Hi,
sorry, but it shouldn't be "different". The result should be the same but I was
looking if there is a method I can use...
# having a function defined like baptiste proposed:
isIn <-
function (interval, x)
{
(x > min(interval)) & (x < max(interval))
}
#----------------------
a <- rnorm(100)
# it's simply more human readable if I can write
which( isIn( c(-0.5, 0.5), a) )
# instead of
which( a > -0.5 & a < 0.5 )
Thanks to baptiste! So there is no method available doing this and I have to
define this by myself.

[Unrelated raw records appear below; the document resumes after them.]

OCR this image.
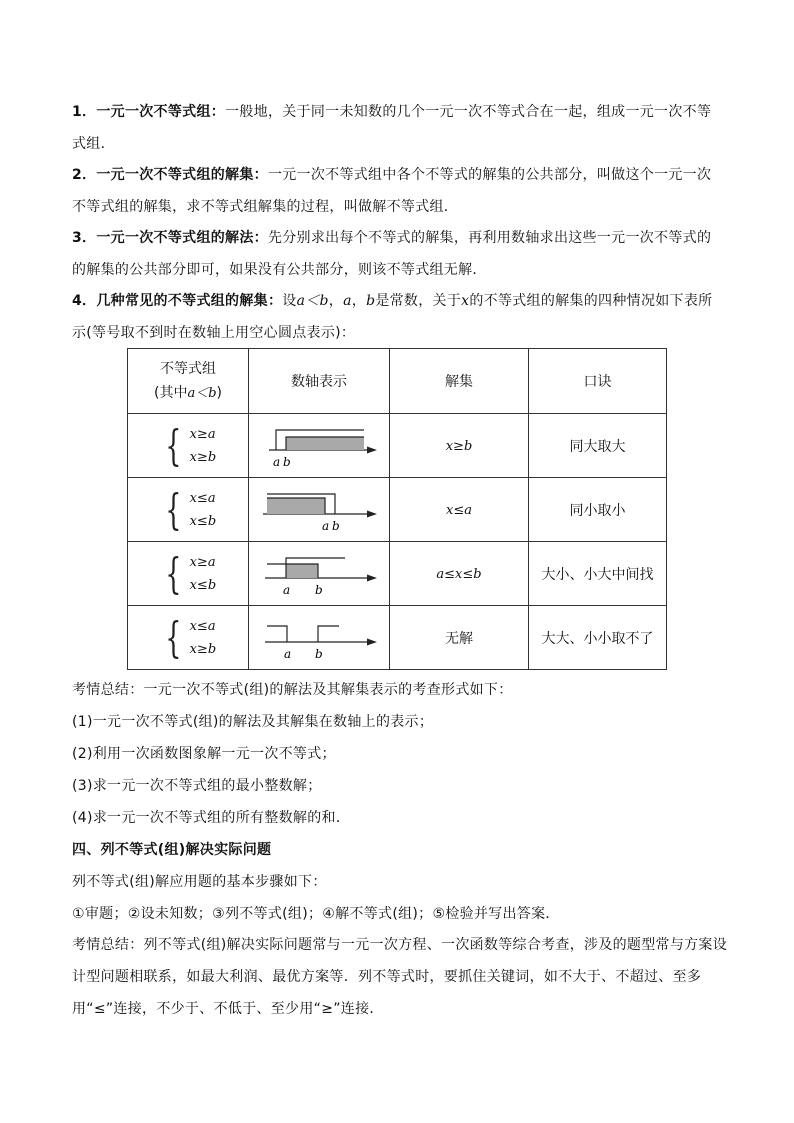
1．一元一次不等式组：一般地，关于同一未知数的几个一元一次不等式合在一起，组成一元一次不等式组．
2．一元一次不等式组的解集：一元一次不等式组中各个不等式的解集的公共部分，叫做这个一元一次不等式组的解集，求不等式组解集的过程，叫做解不等式组．
3．一元一次不等式组的解法：先分别求出每个不等式的解集，再利用数轴求出这些一元一次不等式的的解集的公共部分即可，如果没有公共部分，则该不等式组无解．
4．几种常见的不等式组的解集：设a＜b，a，b是常数，关于x的不等式组的解集的四种情况如下表所示(等号取不到时在数轴上用空心圆点表示)：
不等式组
(其中a＜b)	数轴表示	解集	口诀

{ x≥a
x≥b	a b	x≥b	同大取大

{ x≤a
x≤b	a b	x≤a	同小取小

{ x≥a
x≤b	a b	a≤x≤b	大小、小大中间找

{ x≤a
x≥b	a b	无解	大大、小小取不了
考情总结：一元一次不等式(组)的解法及其解集表示的考查形式如下：
(1)一元一次不等式(组)的解法及其解集在数轴上的表示；
(2)利用一次函数图象解一元一次不等式；
(3)求一元一次不等式组的最小整数解；
(4)求一元一次不等式组的所有整数解的和．
四、列不等式(组)解决实际问题
列不等式(组)解应用题的基本步骤如下：
①审题；②设未知数；③列不等式(组)；④解不等式(组)；⑤检验并写出答案．
考情总结：列不等式(组)解决实际问题常与一元一次方程、一次函数等综合考查，涉及的题型常与方案设计型问题相联系，如最大利润、最优方案等．列不等式时，要抓住关键词，如不大于、不超过、至多用“≤”连接，不少于、不低于、至少用“≥”连接．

That's all I wanted to know :-)
Antje
markle...@verizon.net schrieb:
hi: could you explain EXACTLY what you want to do with the dataframe
because it shouldn't be that different ?
On Tue, Dec 16, 2008 at 5:09 AM, Antje wrote:
Hi all,
I'd like to know, if I can solve this with a shorter command:
a <- rnorm(100)
which(a > -0.5 & a < 0.5)
# would give me all indices of numbers greater than -0.5 and smaller
than +0.5
I have something similar with a dataframe and it produces sometimes
quite long commands...
I'd like to have something like:
which(within.interval(a, -0.5, 0.5))
Is there anything I could use for this purpose?